The justices knew the map of change: 70 percent of Americans live in places where same-sex marriage is now legal. Only 13 states banned it.
They were aware of the polls on gay marriage: six in 10 Americans, a record-high number, favor legalization nationwide.
Kennedy certainly echoed Solicitor General Donald B. Verrilli Jr.’s argument, that:
“In a world in which gay and lesbian couples live openly as our neighbors, they raise their children side by side with the rest of us, they contribute fully as members of the community … it is simply untenable — untenable — to suggest that they can be denied the right of equal participation in an institution of marriage, or that they can be required to wait until the majority decides that it is ready to treat gay and lesbian people as equals.”
Those facts on the ground helped point a majority of justices toward a ruling that overturns all remaining state bans while four conservatives took a different approach, a text-based reasoning that looks no further than the Constitution, not to 21st-century facts.
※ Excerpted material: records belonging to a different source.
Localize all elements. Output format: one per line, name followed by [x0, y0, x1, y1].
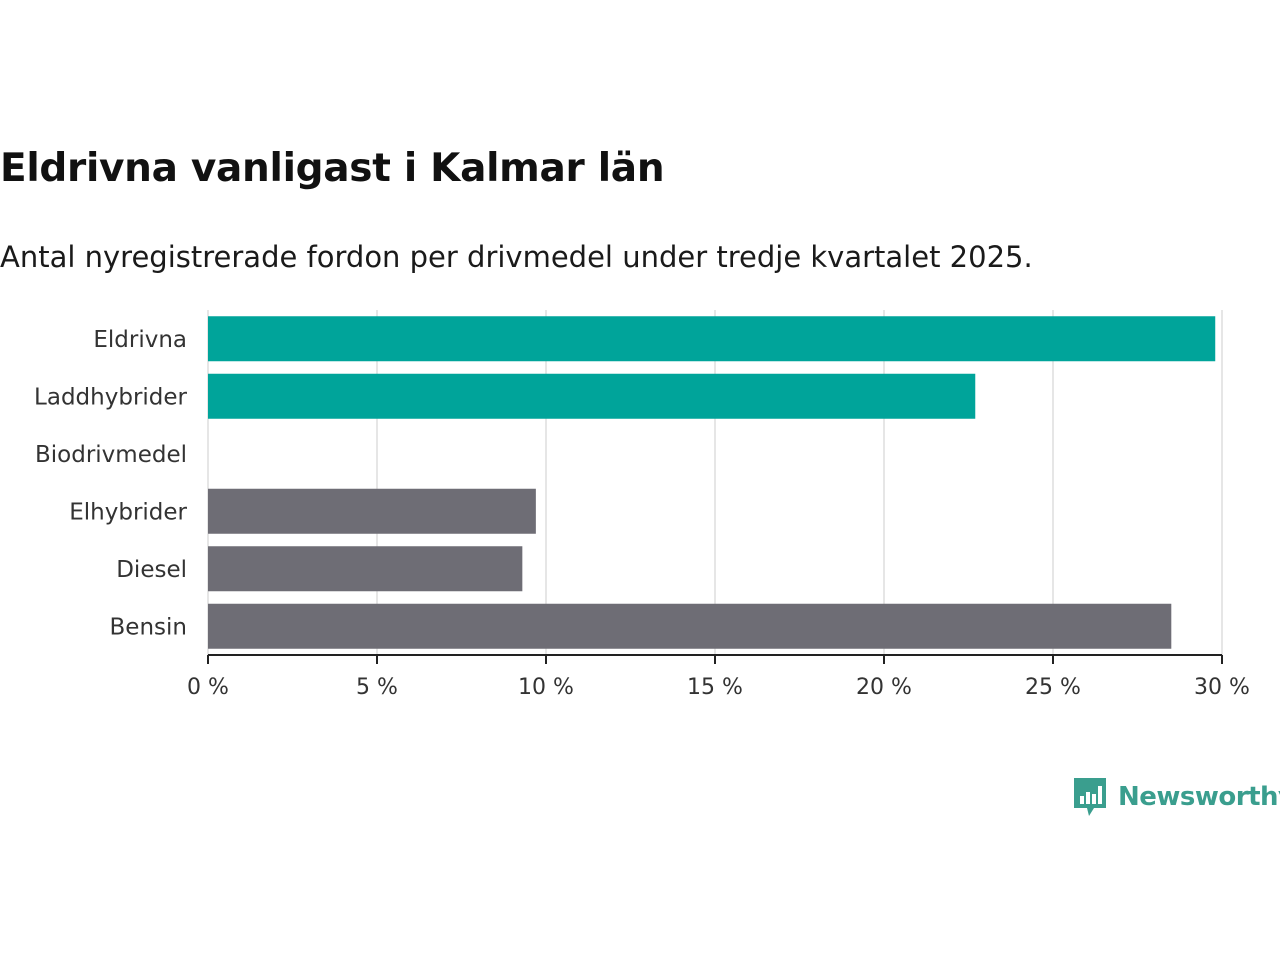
newsworthy-logo: Newsworthy — [1072, 776, 1280, 818]
x-tick-label-0: 0 % — [187, 675, 229, 700]
category-label-diesel: Diesel — [116, 557, 187, 583]
x-tick-label-3: 15 % — [687, 675, 743, 700]
x-tick-label-4: 20 % — [856, 675, 912, 700]
category-label-bensin: Bensin — [110, 614, 187, 640]
bar-laddhybrider — [208, 373, 976, 419]
category-label-laddhybrider: Laddhybrider — [34, 384, 187, 410]
chart-title: Eldrivna vanligast i Kalmar län — [0, 146, 665, 191]
bars — [208, 316, 1216, 649]
bar-bensin — [208, 603, 1172, 649]
bar-elhybrider — [208, 488, 536, 534]
x-tick-label-2: 10 % — [518, 675, 574, 700]
category-label-biodrivmedel: Biodrivmedel — [35, 442, 187, 468]
category-label-eldrivna: Eldrivna — [93, 327, 187, 353]
bar-eldrivna — [208, 316, 1216, 362]
x-tick-label-1: 5 % — [356, 675, 398, 700]
x-tick-label-6: 30 % — [1194, 675, 1250, 700]
brand-name: Newsworthy — [1118, 782, 1280, 812]
bar-diesel — [208, 546, 523, 592]
category-labels: Eldrivna Laddhybrider Biodrivmedel Elhybrid… — [34, 327, 187, 641]
grid-lines — [207, 310, 1223, 655]
chart-subtitle: Antal nyregistrerade fordon per drivmede… — [0, 240, 1033, 274]
bar-chart-speech-bubble-icon — [1074, 778, 1106, 816]
x-axis: 0 % 5 % 10 % 15 % 20 % 25 % 30 % — [187, 654, 1250, 700]
category-label-elhybrider: Elhybrider — [69, 499, 187, 525]
x-tick-label-5: 25 % — [1025, 675, 1081, 700]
Just a few days ago Emily Bazelon elaborated on pragmatism and formalism in an analysis she wrote for The New York Times Sunday Magazine on how judges make up, or change, their minds:
“The idea that a judge should consider evidence about a law or a ruling’s effects has been a central tenet of legal thinking since at least the early 20th century. In that period, scholars known as legal realists challenged the opposing conception — usually called formalism — that law should logically derive from abstract principles. The realists wanted judging to be grounded pragmatically in evidence about consequences. Today the debate between legal realism and formalism is entangled in politics. Formalists say that realism (or pragmatism, a related concept) is just a cover for a judge to impose his or her own ideological values.”
Bazelon speculated that Roberts may be swayed by the pragmatic concerns of cutting off subsidies for millions of people — neatly foreshadowing the ruling.
And Scalia — whom she called “the country’s foremost formalist” in the Sunday paper — wrote a scathing dissent on the ACA ruling. He called the majority opinion “interpretive jiggery-pokery.”
In the June 26, 2013, decision that overturned the Defense of Marriage Act, Scalia, the formalist, wrote a rhetorical question in his dissenting opinion: “(W)hat justification could there possibly be for denying the benefits of marriage to homosexual couples exercising ‘the liberty protected by the Constitution’?”
Friday, in dissenting on gay marriage, his outrage was stratospheric. He wrote:
“If, even as the price to be paid for a fifth vote, I ever joined an opinion for the Court that began: ‘The Constitution promises liberty to all within its reach, a liberty that includes certain specific rights that allow persons, within a lawful realm, to define and express their identity,’ I would hide my head in a bag. The Supreme Court of the United States has descended from the disciplined legal reasoning of John Marshall and Joseph Story to the mystical aphorisms of the fortune cookie.”
Let’s see what happens next. My bet, a bloody battle for national employment and housing nondiscrimination laws as newlywed same-sex couples face the prospect of losing their jobs or housing with no federal protection. What facts on the ground will come to the high court then?